De plus, une infrastructure technique sera mise en place à l’échelle européenne pour faciliter le partage des données.
- Gouvernance européenne renforcée sur les enjeux du numérique en santé :
Le règlement renforce la gouvernance européenne et nationale pour le numérique en santé, en exigeant la création d’autorités nationales compétentes dans chaque État membre pour superviser son application. Il remplace le réseau “eHealth Network” par un comité de l’EHDS, où les parties prenantes seront impliquées dans la prise de décision. Pour une collaboration efficace entre les États membres et les parties prenantes, cette gouvernance associera :
- un comité de l’EHDS ;
- un forum des parties prenantes ;
- des comités de pilotage ;
- et la Commission européenne.
Préparer l’écosystème pour l’application du règlement
Hela Ghariani souligne que le règlement EHDS entrera en vigueur à l’automne 2024, avec une mise en application étalée sur deux à six ans. En France, il s’appuiera sur les pratiques existantes pour l’utilisation primaire et secondaire des données de santé, d’où l’importance, selon la déléguée au numérique en Santé, de se préparer en capitalisant sur les acquis actuels. Les préoccupations concernant l’accès restreint aux données de santé ont été portées à l’attention de la Commission européenne. Les établissements bénéficieront d’une protection proportionnelle au niveau de risque, dans le cadre des mesures de cybersécurité.

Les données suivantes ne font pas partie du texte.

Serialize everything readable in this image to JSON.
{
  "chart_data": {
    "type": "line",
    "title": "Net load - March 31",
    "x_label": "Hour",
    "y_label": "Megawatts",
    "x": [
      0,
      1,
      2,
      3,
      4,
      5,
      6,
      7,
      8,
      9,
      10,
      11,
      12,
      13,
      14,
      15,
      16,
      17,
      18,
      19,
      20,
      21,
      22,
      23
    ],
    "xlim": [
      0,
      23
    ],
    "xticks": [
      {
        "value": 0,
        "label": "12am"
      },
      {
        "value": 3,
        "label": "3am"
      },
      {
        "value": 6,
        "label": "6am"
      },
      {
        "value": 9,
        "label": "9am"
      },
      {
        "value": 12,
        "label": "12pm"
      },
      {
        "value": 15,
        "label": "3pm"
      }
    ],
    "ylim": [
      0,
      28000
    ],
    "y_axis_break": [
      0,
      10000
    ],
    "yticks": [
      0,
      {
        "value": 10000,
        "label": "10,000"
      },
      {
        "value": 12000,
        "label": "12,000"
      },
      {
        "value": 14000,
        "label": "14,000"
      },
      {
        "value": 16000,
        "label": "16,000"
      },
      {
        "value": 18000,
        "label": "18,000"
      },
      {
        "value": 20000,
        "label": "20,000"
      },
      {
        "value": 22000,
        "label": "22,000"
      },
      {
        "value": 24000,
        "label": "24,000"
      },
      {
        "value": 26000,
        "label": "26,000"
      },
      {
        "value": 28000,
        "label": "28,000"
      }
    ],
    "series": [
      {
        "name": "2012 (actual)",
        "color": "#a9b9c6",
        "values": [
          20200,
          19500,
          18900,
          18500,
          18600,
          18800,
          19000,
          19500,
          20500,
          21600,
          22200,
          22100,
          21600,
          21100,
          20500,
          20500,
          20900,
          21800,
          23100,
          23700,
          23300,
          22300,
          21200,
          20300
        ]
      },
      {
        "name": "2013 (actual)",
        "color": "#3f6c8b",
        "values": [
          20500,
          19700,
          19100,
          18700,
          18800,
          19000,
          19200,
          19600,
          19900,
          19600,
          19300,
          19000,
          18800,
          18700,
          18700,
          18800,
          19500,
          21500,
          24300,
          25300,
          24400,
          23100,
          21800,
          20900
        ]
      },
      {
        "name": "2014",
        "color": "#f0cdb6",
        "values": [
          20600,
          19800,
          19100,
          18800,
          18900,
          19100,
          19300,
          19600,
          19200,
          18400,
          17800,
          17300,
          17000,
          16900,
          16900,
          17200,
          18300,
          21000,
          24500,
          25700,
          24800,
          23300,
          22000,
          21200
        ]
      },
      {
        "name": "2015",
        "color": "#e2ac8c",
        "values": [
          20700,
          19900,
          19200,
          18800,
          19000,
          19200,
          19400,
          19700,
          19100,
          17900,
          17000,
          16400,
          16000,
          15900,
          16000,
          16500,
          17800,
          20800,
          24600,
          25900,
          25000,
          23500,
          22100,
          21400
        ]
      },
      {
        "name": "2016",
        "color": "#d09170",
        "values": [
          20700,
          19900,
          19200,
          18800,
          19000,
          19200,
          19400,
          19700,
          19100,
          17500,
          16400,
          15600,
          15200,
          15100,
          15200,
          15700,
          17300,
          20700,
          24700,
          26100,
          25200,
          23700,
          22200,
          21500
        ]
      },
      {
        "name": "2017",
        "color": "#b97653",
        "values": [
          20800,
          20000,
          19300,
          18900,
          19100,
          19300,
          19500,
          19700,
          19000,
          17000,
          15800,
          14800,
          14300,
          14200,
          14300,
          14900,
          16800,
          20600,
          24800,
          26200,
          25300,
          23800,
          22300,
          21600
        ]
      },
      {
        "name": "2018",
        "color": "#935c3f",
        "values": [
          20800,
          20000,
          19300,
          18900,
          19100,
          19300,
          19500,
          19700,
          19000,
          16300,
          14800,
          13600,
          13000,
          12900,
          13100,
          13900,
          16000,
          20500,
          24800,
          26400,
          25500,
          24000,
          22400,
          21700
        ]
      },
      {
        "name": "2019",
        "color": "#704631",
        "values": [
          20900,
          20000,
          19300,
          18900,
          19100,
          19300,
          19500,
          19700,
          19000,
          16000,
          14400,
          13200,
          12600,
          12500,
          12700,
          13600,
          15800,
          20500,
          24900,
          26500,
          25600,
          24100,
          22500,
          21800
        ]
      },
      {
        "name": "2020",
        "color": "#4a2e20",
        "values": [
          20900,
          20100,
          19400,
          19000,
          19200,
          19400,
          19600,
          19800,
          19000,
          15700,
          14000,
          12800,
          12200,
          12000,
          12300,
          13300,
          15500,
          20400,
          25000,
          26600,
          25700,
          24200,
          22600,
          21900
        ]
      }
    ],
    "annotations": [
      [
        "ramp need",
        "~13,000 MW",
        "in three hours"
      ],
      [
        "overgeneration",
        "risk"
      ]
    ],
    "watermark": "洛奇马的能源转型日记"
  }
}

Les dates clés du calendrier :
- Entrée en vigueur du règlement en Automne 2024, puis entrée en application progressive
- + 2 ans pour les actes d’exécutions adoptés par la Commission Européenne,
- + 4 à 6 ans pour les articles relatifs à l’usage primaire des données de santé (MyHealth@EU)
- + 4 ans pour les articles relatifs à l’utilisation secondaire des données (HealthData@EU)
- + 6 ans pour la certification des dossiers médicaux électroniques
- + 2 ans pour les autres dispositions.
L’EHDS, qui représente un pilier crucial de la souveraineté numérique de l’Europe en matière de santé, vise ainsi à offrir une impulsion européenne aux initiatives nationales. Ses enjeux stratégiques étant considérables, son application au niveau des États membres se construira avec les différents acteurs de l’écosystème de la santé.